The economy is sure to be one of the major issues in this year’s midterm elections. But how does the New York Department of Labor get the data to calculate the unemployment rate and what does it all mean?

Russell Weaver, a quantitative geographer and director of research at the Cornell ILR Buffalo Co-Lab, joined Capital Tonight on Monday to help sort it all out.

The Bureau of Labor Statistics, which is housed in the Department of Labor, continuously surveys both households and business establishments about their labor and payroll status. Weaver said these data points on their own wouldn’t tell the whole story but together they can be triangulated to help paint the whole labor picture. The initial estimate can be adjusted depending on changes in businesses starting or ending.

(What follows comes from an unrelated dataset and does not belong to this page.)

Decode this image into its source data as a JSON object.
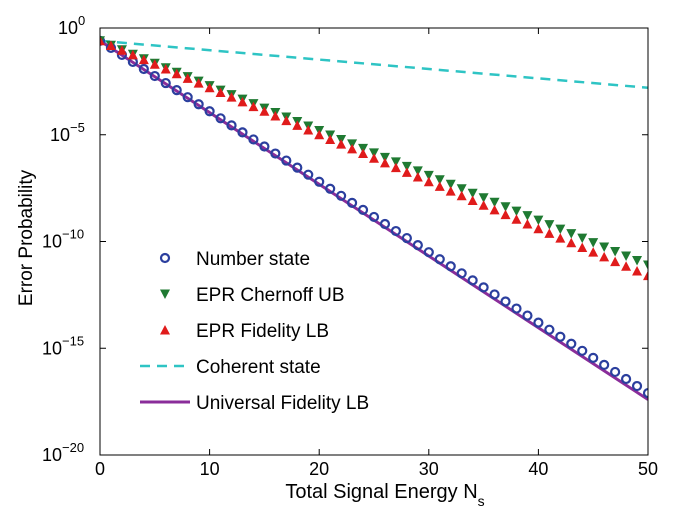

Right now, the country is experiencing record high inflation while enjoying low unemployment figures. Weaver said there is some debate about the long term connection between unemployment and inflation. However, in the short term, when unemployment is low, workers can ask for higher wages, which employers pass on to consumers, which raises inflation. On the inverse, low inflation lowers the cost of business.

In New York, the labor participation rate has risen month over month, which means more people are in the workforce looking for work. An alternative labor statistic known as U6 has shown that more part-time workers are seeking full time employment and workers who have dropped out of the workforce has gone down.

One thing to look out for this week according to Weaver is whether the Federal Reserve takes further action on the interest rates in the country. Weaver said that the Federal Reserve could raise interest rates to lower the rate of inflation but it could raise the unemployment numbers.